The Economic and Health Effects of the United States' Earliest School Vaccination Mandates
Holtkamp, Nicholas Chadbourne
0000-0003-3351-8677
:
2021-08-13
Abstract
This dissertation evaluates the health and economic consequences of state laws that
required children to be vaccinated against smallpox to attend school in the United States in the late 19th and early 20th centuries. Utilizing a novel dataset of vaccination legislation, I find mandates had substantial health and economic benefits. First, I show they reduced the prevalence of smallpox. Next, leveraging the staggered roll-out of mandates within a difference-in-differences framework, I demonstrate that childhood exposure to school vaccination increased average annual incomes by approximately three percent. Event studies confirm the causal nature of this relationship by illustrating that benefits only appeared for those who were of schooling age and younger when a mandate was passed.

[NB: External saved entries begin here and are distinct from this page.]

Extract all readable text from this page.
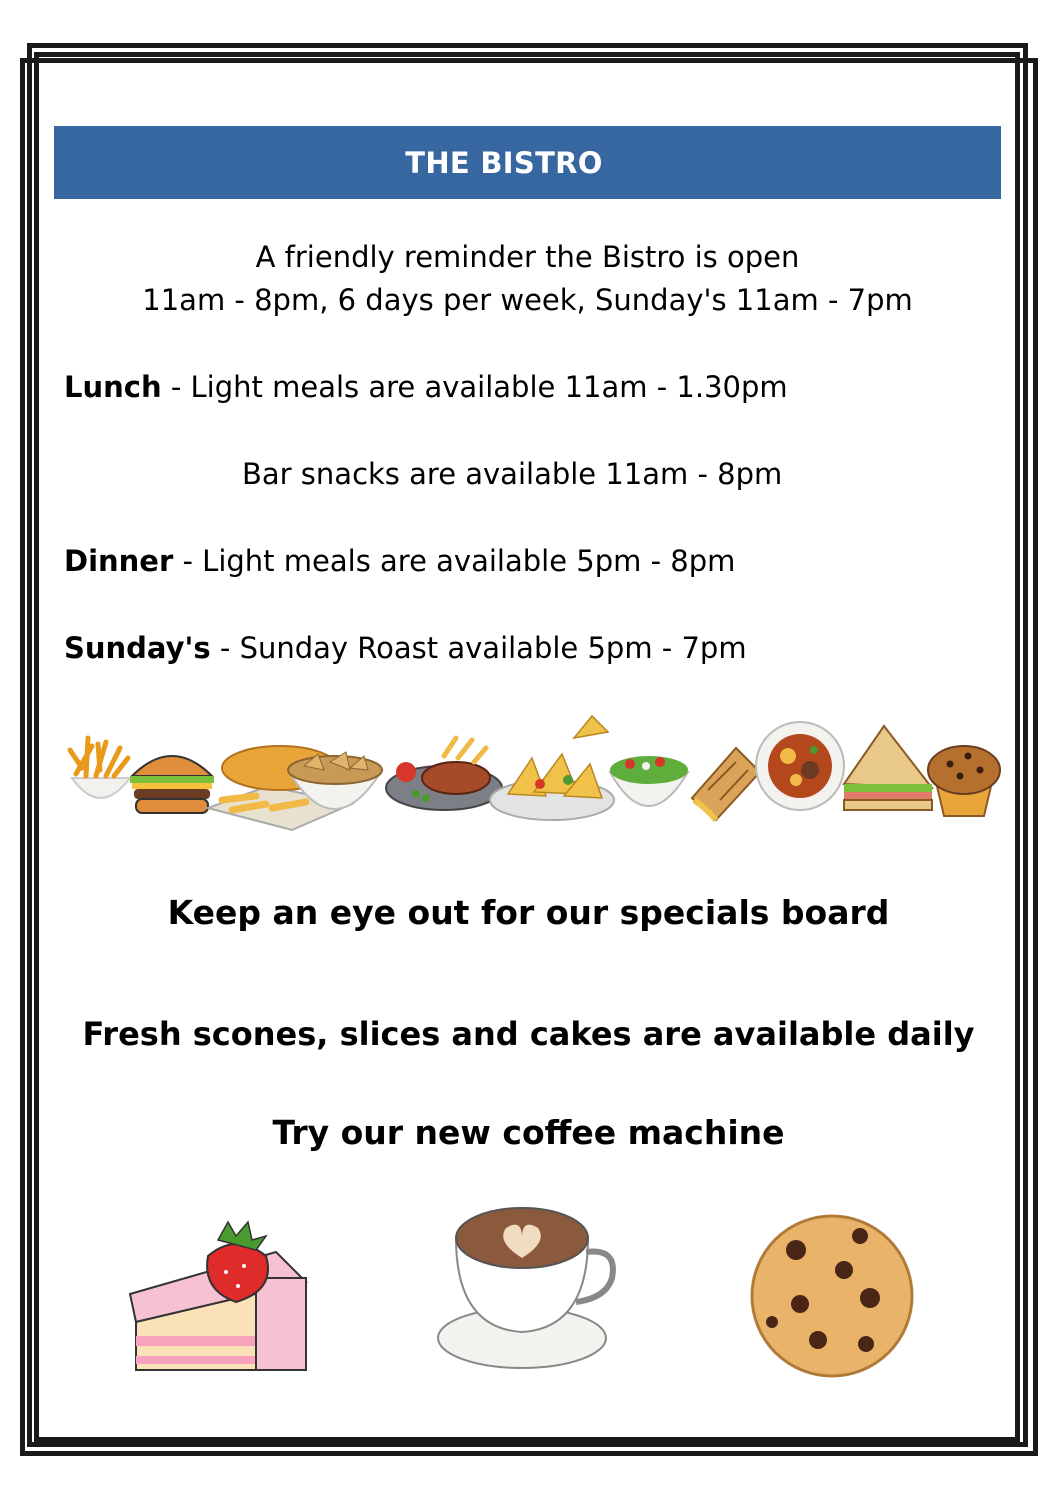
THE BISTRO
A friendly reminder the Bistro is open
11am - 8pm, 6 days per week, Sunday's 11am - 7pm
Lunch - Light meals are available 11am - 1.30pm
Bar snacks are available 11am - 8pm
Dinner - Light meals are available 5pm - 8pm
Sunday's - Sunday Roast available 5pm - 7pm
Keep an eye out for our specials board
Fresh scones, slices and cakes are available daily
Try our new coffee machine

I attribute these benefits to vaccination incentivizing human capital investment. Difference-in-differences results show that vaccination laws increased teens' school enrollment by approximately three percent while decreasing their labor market participation by a similar magnitude. However, anti-vaccination beliefs muted the benefits of vaccination. Children of German immigrants, who were known for their resistance against vaccination, benefited significantly less from vaccination laws in the short- and long-run. Lastly, I show that states with school vaccination mandates for smallpox had higher diphtheria vaccination rates after the invention of the diphtheria vaccine. This suggests mandates may increase uptake for vaccines not available at the time of mandate passage. These findings speak to the importance of childhood vaccination for both health and human capital development. Moreover, they shed new light on the cost of American institutions that struggled to widely promote school vaccination mandates in the fight against smallpox.